A parent cosigns their child's $30,000 student loan. The child stops paying after 6 months. The parent is now legally required to make the payments or face collections, lawsuits, and credit damage.

Loan Term (Tenor) — Loan Term / Tenor

How long you have to repay the loan, measured in months or years. A shorter term means higher monthly payments but less total interest paid.

Why it matters

Longer terms feel more affordable monthly but cost much more overall. A 30-year mortgage costs almost double in interest compared to a 15-year mortgage on the same amount.

Example

Borrowing $200,000 at 6.5%: A 15-year term costs $1,742/month ($113,561 total interest). A 30-year term costs $1,264/month ($255,088 total interest). You save $141,527 with the shorter term.

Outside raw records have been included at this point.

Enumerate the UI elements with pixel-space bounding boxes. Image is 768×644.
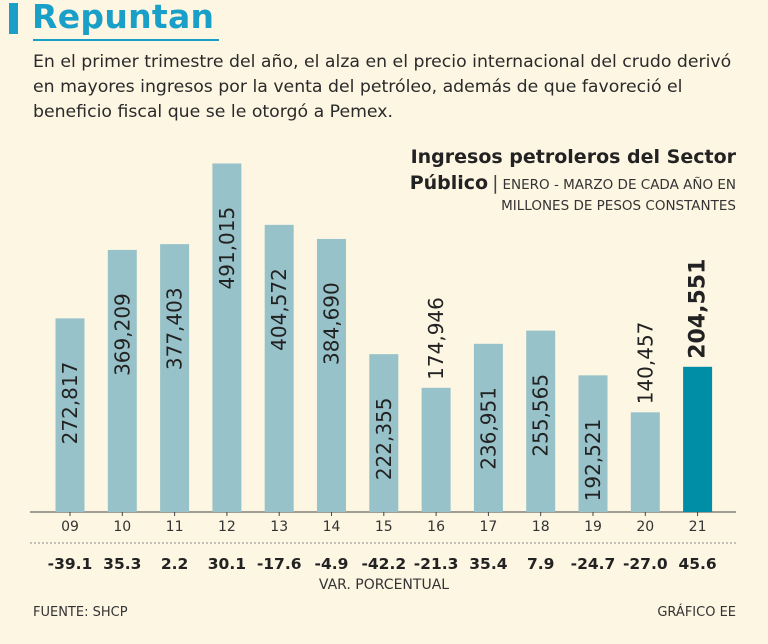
pct-change-12: 30.1 xyxy=(208,555,246,573)
pct-change-10: 35.3 xyxy=(103,555,141,573)
page-title: Repuntan xyxy=(32,0,215,36)
pct-change-13: -17.6 xyxy=(257,555,302,573)
chart-title-separator: | xyxy=(492,172,499,194)
bar-20 xyxy=(630,412,660,512)
bar-17 xyxy=(473,343,503,512)
value-label-18: 255,565 xyxy=(529,374,553,457)
bar-12 xyxy=(212,163,242,512)
pct-change-21: 45.6 xyxy=(678,555,716,573)
value-label-09: 272,817 xyxy=(58,362,82,445)
chart-title-line1: Ingresos petroleros del Sector xyxy=(410,146,736,168)
category-label-15: 15 xyxy=(375,519,393,535)
pct-change-14: -4.9 xyxy=(315,555,349,573)
chart-unit-line2: MILLONES DE PESOS CONSTANTES xyxy=(501,198,736,214)
source-note: FUENTE: SHCP xyxy=(33,605,128,620)
category-label-14: 14 xyxy=(323,519,341,535)
category-label-13: 13 xyxy=(270,519,288,535)
page-subtitle: En el primer trimestre del año, el alza … xyxy=(33,52,732,122)
bar-10 xyxy=(107,249,137,512)
bar-18 xyxy=(526,330,556,512)
bar-16 xyxy=(421,387,451,512)
value-label-20: 140,457 xyxy=(633,322,657,405)
category-label-19: 19 xyxy=(584,519,602,535)
title-underline xyxy=(33,39,219,41)
value-label-12: 491,015 xyxy=(215,207,239,290)
bar-21 xyxy=(683,366,713,512)
value-label-19: 192,521 xyxy=(581,419,605,502)
graphic-credit: GRÁFICO EE xyxy=(657,605,736,620)
bar-19 xyxy=(578,375,608,512)
category-label-12: 12 xyxy=(218,519,236,535)
category-label-18: 18 xyxy=(532,519,550,535)
pct-change-11: 2.2 xyxy=(161,555,188,573)
category-label-09: 09 xyxy=(61,519,79,535)
bar-14 xyxy=(317,238,346,512)
category-label-21: 21 xyxy=(689,519,707,535)
value-label-14: 384,690 xyxy=(320,282,344,365)
value-label-16: 174,946 xyxy=(424,297,448,380)
value-label-15: 222,355 xyxy=(372,397,396,480)
category-label-20: 20 xyxy=(636,519,654,535)
pct-change-16: -21.3 xyxy=(414,555,459,573)
value-label-11: 377,403 xyxy=(163,287,187,370)
pct-change-19: -24.7 xyxy=(571,555,616,573)
category-label-16: 16 xyxy=(427,519,445,535)
value-label-17: 236,951 xyxy=(476,387,500,470)
value-label-13: 404,572 xyxy=(267,268,291,351)
value-label-21: 204,551 xyxy=(686,259,711,359)
bar-13 xyxy=(264,224,294,513)
bar-09 xyxy=(55,318,85,512)
chart-unit-line1: ENERO - MARZO DE CADA AÑO EN xyxy=(502,177,737,193)
value-label-10: 369,209 xyxy=(110,293,134,376)
chart-title-line2: Público xyxy=(409,172,489,194)
chart-title: Ingresos petroleros del Sector Público | E… xyxy=(410,144,736,198)
pct-change-15: -42.2 xyxy=(361,555,406,573)
pct-change-20: -27.0 xyxy=(623,555,668,573)
bar-11 xyxy=(160,244,190,513)
pct-change-18: 7.9 xyxy=(527,555,554,573)
pct-change-17: 35.4 xyxy=(469,555,507,573)
pct-change-09: -39.1 xyxy=(48,555,93,573)
category-label-17: 17 xyxy=(479,519,497,535)
title-accent-bar xyxy=(9,3,18,34)
pct-change-label: VAR. PORCENTUAL xyxy=(318,577,450,593)
category-label-11: 11 xyxy=(166,519,184,535)
chart-title-line2-wrap: Público | ENERO - MARZO DE CADA AÑO EN xyxy=(410,170,736,198)
category-label-10: 10 xyxy=(113,519,131,535)
bar-15 xyxy=(369,354,399,512)
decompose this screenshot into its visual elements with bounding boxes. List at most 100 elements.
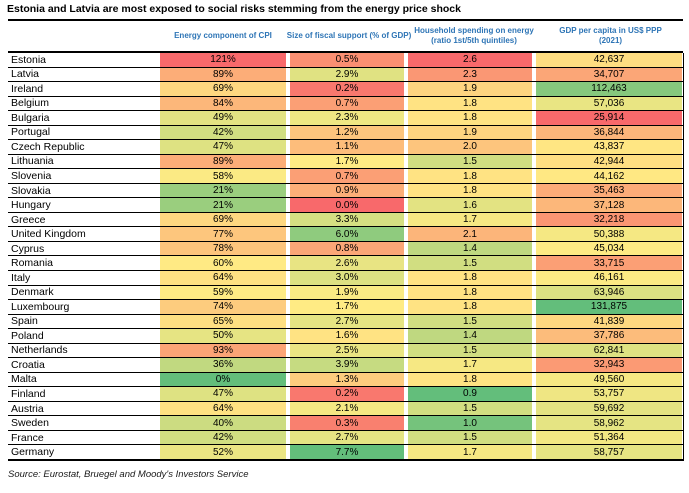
column-gap [404,198,408,212]
energy-cpi-cell: 42% [160,430,286,445]
fiscal-support-cell: 1.7% [290,300,404,314]
gdp-cell: 45,034 [536,241,682,256]
household-spending-cell: 2.1 [408,227,532,241]
table-row: Greece 69% 3.3% 1.7 32,218 [8,212,683,228]
country-label: Denmark [8,285,160,300]
gdp-cell: 36,844 [536,125,682,140]
column-gap [404,401,408,416]
energy-cpi-cell: 52% [160,445,286,459]
country-label: Luxembourg [8,300,160,314]
gdp-cell: 57,036 [536,96,682,111]
column-gap [286,53,290,67]
energy-cpi-cell: 49% [160,111,286,125]
column-gap [532,169,536,183]
table-row: Germany 52% 7.7% 1.7 58,757 [8,445,683,459]
column-gap [532,416,536,430]
table-body: Estonia 121% 0.5% 2.6 42,637 Latvia 89% … [8,53,684,461]
country-label: Lithuania [8,154,160,169]
gdp-cell: 63,946 [536,285,682,300]
column-gap [286,329,290,343]
divider-header [8,51,683,53]
column-gap [532,140,536,154]
table-row: Poland 50% 1.6% 1.4 37,786 [8,329,683,344]
energy-cpi-cell: 89% [160,67,286,82]
column-gap [404,82,408,96]
column-gap [404,169,408,183]
table-row: France 42% 2.7% 1.5 51,364 [8,430,683,446]
column-gap [532,111,536,125]
column-gap [404,111,408,125]
column-gap [286,212,290,227]
column-gap [286,285,290,300]
gdp-cell: 131,875 [536,300,682,314]
gdp-cell: 42,637 [536,53,682,67]
column-gap [404,372,408,387]
column-gap [404,343,408,358]
column-gap [532,96,536,111]
household-spending-cell: 1.5 [408,314,532,329]
column-gap [404,285,408,300]
fiscal-support-cell: 7.7% [290,445,404,459]
country-label: Cyprus [8,241,160,256]
figure-title: Estonia and Latvia are most exposed to s… [7,3,461,15]
column-gap [532,430,536,445]
country-label: Sweden [8,416,160,430]
source-note: Source: Eurostat, Bruegel and Moody's In… [8,469,249,480]
country-label: Estonia [8,53,160,67]
column-gap [532,53,536,67]
fiscal-support-cell: 0.9% [290,183,404,198]
household-spending-cell: 1.8 [408,96,532,111]
energy-cpi-cell: 69% [160,212,286,227]
household-spending-cell: 1.0 [408,416,532,430]
gdp-cell: 34,707 [536,67,682,82]
household-spending-cell: 1.6 [408,198,532,212]
fiscal-support-cell: 1.6% [290,329,404,343]
table-row: Austria 64% 2.1% 1.5 59,692 [8,401,683,417]
energy-cpi-cell: 84% [160,96,286,111]
table-row: United Kingdom 77% 6.0% 2.1 50,388 [8,227,683,242]
table-row: Luxembourg 74% 1.7% 1.8 131,875 [8,300,683,315]
column-gap [404,53,408,67]
country-label: Czech Republic [8,140,160,154]
household-spending-cell: 1.8 [408,285,532,300]
country-label: Latvia [8,67,160,82]
country-label: Germany [8,445,160,459]
column-gap [532,285,536,300]
column-gap [286,270,290,285]
table-row: Romania 60% 2.6% 1.5 33,715 [8,256,683,271]
column-gap [404,387,408,401]
gdp-cell: 25,914 [536,111,682,125]
table-row: Bulgaria 49% 2.3% 1.8 25,914 [8,111,683,126]
table-row: Estonia 121% 0.5% 2.6 42,637 [8,53,683,68]
energy-cpi-cell: 21% [160,183,286,198]
fiscal-support-cell: 2.7% [290,314,404,329]
table-row: Netherlands 93% 2.5% 1.5 62,841 [8,343,683,359]
country-label: Slovenia [8,169,160,183]
column-gap [532,270,536,285]
country-label: France [8,430,160,445]
energy-cpi-cell: 59% [160,285,286,300]
energy-cpi-cell: 0% [160,372,286,387]
column-gap [532,401,536,416]
country-label: Slovakia [8,183,160,198]
gdp-cell: 112,463 [536,82,682,96]
country-label: Bulgaria [8,111,160,125]
fiscal-support-cell: 2.3% [290,111,404,125]
column-gap [286,241,290,256]
table-row: Spain 65% 2.7% 1.5 41,839 [8,314,683,330]
fiscal-support-cell: 0.7% [290,169,404,183]
fiscal-support-cell: 1.9% [290,285,404,300]
table-row: Latvia 89% 2.9% 2.3 34,707 [8,67,683,83]
column-gap [532,212,536,227]
energy-cpi-cell: 64% [160,270,286,285]
divider-top [8,19,683,21]
country-label: Austria [8,401,160,416]
column-gap [286,67,290,82]
column-gap [286,154,290,169]
column-gap [532,67,536,82]
column-gap [532,314,536,329]
country-label: United Kingdom [8,227,160,241]
country-label: Ireland [8,82,160,96]
column-gap [286,256,290,270]
column-gap [404,300,408,314]
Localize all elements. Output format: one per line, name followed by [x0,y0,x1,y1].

Origination Fee — Loan Origination Fee

A one-time fee the lender charges to process and set up your loan. It covers their costs for underwriting, verifying your information, and preparing paperwork.

Why it matters

Origination fees are usually 1-8% of the loan amount and are often deducted from your loan proceeds — so you receive less than you borrowed.

Example

You're approved for a $10,000 personal loan with a 5% origination fee. The lender deducts $500 upfront, so you receive $9,500 in your bank account but owe $10,000 plus interest.

Principal — Loan Principal

The original amount of money you borrowed, before any interest or fees are added. It's the 'real' amount of your debt.

Why it matters

Your interest is calculated on the principal. Paying extra toward principal (not just interest) is the fastest way to reduce your total cost and pay off a loan early.

Example

You borrow $25,000 for a car. That $25,000 is your principal. Your first payment of $450 might split as $150 toward interest and $300 toward principal, bringing your balance to $24,700.

Underwriting — Loan Underwriting

The process where a lender evaluates your finances — income, debts, credit history, assets — to decide whether to approve your loan and at what rate.

Why it matters

Understanding what underwriters look for helps you prepare a stronger application. They check your DTI ratio, employment stability, credit score, and the asset's value.

Example

You apply for a mortgage. The underwriter reviews your pay stubs (income), bank statements (savings), credit report (history), and orders an appraisal (home value). This takes 2-4 weeks.